When we consider the pathological role of IL-15 in the clinical manifestation of ATL, the report of the expression of IL-15 in human skin that is upregulated by ultraviolet B radiation30 is quite suggestive. ATL is well known to show frequent skin invasion. Because IL-15 functions as a chemoattractant for human T cells,31,32 IL-15 produced by the skin may be responsible for the skin involvement in ATL. Such a local production of IL-15 in various tissues may explain the frequent multi-organ involvement in ATL, such as in the lungs,33 liver,34gastrointestinal tract,35 and central nervous system.36 An unknown mechanism that tightly regulates the translation of IL-15 mRNA may be released locally, and the secreted IL-15 may stimulate ATL cells in tissue. Indeed, fresh ATL cells were stimulated for proliferation by IL-15 as shown in the present study. IL-15 also stimulates other lymphoid leukemia cells. It has been shown that IL-15 promotes the proliferation and differentiation of preactivated normal B cells.26 This effect is not limited to normal B cells, but IL-15 stimulates the proliferation of freshly isolated leukemic B cells from chronic lymphocytic leukemia and hairy cell leukemia patients³⁷; however, this stimulation is thought to take place through the IL-2R system and not through the IL-15R system. The proliferation of granular lymphocytes (GL) in patients with lymphoproliferative disease of granular lymphocytes (LDGL) are also stimulated by IL-15.38 Interestingly, GL express the mRNA of IL-15R α, as did the present ATL cell lines, but do not express the mRNA of IL-15, in contrast to our ATL cell lines. Because a variety of cells express the mRNA of IL-15, IL-15 protein produced under specific unknown conditions may trigger and promote leukemic cell growth in vivo.
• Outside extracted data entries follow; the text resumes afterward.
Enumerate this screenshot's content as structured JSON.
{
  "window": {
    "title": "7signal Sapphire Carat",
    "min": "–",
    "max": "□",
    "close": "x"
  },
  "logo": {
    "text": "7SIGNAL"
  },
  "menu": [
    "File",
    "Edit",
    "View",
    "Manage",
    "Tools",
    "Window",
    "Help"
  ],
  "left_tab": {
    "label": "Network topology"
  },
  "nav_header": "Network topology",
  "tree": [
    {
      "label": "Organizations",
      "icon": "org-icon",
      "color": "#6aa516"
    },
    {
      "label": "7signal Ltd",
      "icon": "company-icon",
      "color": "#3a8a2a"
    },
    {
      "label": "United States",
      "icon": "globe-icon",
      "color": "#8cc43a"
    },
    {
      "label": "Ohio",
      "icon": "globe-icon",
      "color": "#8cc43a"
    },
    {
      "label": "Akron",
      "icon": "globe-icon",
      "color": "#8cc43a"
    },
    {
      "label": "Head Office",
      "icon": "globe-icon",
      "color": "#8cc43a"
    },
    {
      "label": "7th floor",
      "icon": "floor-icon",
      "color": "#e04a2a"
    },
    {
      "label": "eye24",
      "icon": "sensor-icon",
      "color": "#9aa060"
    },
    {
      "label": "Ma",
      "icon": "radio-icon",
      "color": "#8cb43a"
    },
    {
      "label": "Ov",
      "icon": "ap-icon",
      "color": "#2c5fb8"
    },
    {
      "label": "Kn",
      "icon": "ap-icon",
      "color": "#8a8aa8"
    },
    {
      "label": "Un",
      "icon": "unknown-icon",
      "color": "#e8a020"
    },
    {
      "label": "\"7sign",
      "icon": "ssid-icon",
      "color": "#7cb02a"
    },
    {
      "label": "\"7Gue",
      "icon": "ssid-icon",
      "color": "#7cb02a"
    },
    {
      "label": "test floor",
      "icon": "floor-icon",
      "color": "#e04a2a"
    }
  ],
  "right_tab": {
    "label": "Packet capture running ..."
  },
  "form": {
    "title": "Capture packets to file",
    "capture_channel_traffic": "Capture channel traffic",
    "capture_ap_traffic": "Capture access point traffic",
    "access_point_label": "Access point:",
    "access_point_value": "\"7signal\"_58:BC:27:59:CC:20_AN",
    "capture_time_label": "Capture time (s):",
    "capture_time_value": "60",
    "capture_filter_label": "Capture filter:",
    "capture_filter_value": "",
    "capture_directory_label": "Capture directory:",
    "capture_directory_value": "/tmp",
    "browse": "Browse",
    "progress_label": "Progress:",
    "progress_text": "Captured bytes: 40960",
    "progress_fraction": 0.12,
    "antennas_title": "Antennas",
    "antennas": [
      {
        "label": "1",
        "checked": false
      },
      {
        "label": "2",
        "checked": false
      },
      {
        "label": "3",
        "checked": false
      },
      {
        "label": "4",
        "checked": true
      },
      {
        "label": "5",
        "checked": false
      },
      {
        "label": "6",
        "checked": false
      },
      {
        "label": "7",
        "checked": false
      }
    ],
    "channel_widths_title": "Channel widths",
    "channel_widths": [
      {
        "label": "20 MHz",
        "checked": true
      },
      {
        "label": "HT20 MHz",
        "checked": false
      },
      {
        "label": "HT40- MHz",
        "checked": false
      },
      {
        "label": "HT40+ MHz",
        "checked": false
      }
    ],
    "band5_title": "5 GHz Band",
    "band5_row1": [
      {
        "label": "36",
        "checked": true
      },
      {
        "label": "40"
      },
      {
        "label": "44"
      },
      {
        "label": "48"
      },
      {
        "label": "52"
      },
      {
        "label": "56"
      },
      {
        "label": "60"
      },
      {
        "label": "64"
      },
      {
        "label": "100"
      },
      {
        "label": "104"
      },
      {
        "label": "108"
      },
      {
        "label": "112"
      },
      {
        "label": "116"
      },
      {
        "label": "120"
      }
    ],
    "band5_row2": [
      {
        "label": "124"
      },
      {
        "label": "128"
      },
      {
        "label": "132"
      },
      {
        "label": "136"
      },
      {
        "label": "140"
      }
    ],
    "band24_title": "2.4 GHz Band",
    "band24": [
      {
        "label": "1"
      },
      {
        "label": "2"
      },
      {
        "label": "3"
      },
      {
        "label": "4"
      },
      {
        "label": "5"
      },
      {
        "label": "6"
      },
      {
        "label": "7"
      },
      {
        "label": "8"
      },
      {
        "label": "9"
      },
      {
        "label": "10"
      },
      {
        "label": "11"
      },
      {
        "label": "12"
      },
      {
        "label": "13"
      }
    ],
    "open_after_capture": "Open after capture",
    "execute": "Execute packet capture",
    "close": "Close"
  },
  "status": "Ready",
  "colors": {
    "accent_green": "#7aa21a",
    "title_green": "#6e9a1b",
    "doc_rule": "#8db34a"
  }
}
In conclusion, we showed that the four IL-2–dependent ATL cell lines used expressed a probably complete form of IL-15R with its own α chain, had the mRNA of IL-15, and responded to exogenous IL-15. The proliferation signal induced by IL-2 was replaceable with an IL-15 signal. Because peripheral blood ATL cells from patients also responded to IL-15, IL-15–mediated growth signal may be used for the development of ATL and the invasion and proliferation of ATL cells in tissue.

We thank Dr Masahiro Mori (Department of Microbiology and Molecular Pathology, Faculty of Pharmaceutical Sciences, Teikyo University, Kanagawa, Japan) for his helpful suggestions in the radio-iodination of IL-15.